"L'ULTIMO PRESIDENTE" DI OTTORINO PASQUETTI

Fabio Melilli

Spero ardentemente che il presidente Fabio Melilli non finisca nella storia di questa provincia, dopo anni di durissimo lavoro, con il titolo di ultimo presidente, così come Aisin Gioro Pu Yi vi entrò quale ultimo imperatore, in una storia più grande della nostra, quella della Cina, raccontata con la maestria che conosciamo, da Bernardo Bertolucci, nel 1987, in un film superpremiato, che tutti ricorderanno.

Melilli non merita l’affronto che il destino berlusconiano gli riserva: quello di chiudere la serie dei presidenti che l’hanno preceduto, alcuni di alto spessore politico e civico, iniziata con Annibale Marinelli De Marco, che fu prescelto direttamente da Mussolini per avviare le strutture dell’appena neonata provincia sabina, che lui stesso aveva voluto, e che Melilli, come tutti quelli che lo hanno preceduto, ha cercato di migliorare con nuovi progetti, iniziative e realizzazioni, festeggiandone solennemente l’Ottantesimo della fondazione appena quattro anni fa con l’intervento del Presidente del Senato Franco Marini.

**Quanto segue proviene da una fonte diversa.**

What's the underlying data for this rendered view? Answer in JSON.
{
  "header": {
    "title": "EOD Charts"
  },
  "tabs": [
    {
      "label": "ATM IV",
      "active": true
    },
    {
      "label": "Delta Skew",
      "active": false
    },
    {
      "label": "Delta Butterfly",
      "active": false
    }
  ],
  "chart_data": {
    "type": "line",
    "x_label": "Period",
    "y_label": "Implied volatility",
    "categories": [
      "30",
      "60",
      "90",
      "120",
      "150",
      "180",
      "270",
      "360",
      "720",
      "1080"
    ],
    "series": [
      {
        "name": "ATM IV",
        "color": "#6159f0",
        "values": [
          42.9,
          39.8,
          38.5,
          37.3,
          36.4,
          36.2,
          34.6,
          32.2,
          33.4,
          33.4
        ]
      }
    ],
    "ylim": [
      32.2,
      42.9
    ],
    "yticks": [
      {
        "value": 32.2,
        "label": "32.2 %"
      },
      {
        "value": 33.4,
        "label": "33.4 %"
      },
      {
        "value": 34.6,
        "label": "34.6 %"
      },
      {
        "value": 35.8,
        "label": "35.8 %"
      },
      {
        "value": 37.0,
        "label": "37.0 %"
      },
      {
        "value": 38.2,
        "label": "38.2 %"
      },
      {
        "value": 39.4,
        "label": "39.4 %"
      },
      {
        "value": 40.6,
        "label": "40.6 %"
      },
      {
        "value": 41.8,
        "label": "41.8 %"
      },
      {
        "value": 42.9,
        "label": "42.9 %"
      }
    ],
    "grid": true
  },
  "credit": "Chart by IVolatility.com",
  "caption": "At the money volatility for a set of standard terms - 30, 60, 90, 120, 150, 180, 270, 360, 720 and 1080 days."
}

Dal momento dell’annuncio della soppressione, assieme alle consorelle confinanti di Terni ed Ascoli Piceno, così da determinare un desertico unicum di poteri istituzionali intermedi dall’Adriatico pressoché al Tirreno, tutti i sabini sono chiamati a riflettere sulla forza sconvolgente dello tsunami che si è abbattuto sulla comunità provinciale, turbandone i sonni per il futuro nerissimo che l’attende, ad iniziare dai suoi giovani.

Deve credersi, meravigliandosene non poco, che il governo che ha deciso, sotto la pressione di alcuni giornalisti di gran nome e di alcuni leader non poco sprovveduti (ma questa non è una novità!), che hanno iniziato la sarabanda, promuovendo l’idea della soppressione delle province per risolvere, come un toccasana, tutti i mali di questa povera Italia, con assoluta certezza non sapeva bene cosa rappresenta quell’ente per una città ed un territorio e per tutti i suoi abitanti.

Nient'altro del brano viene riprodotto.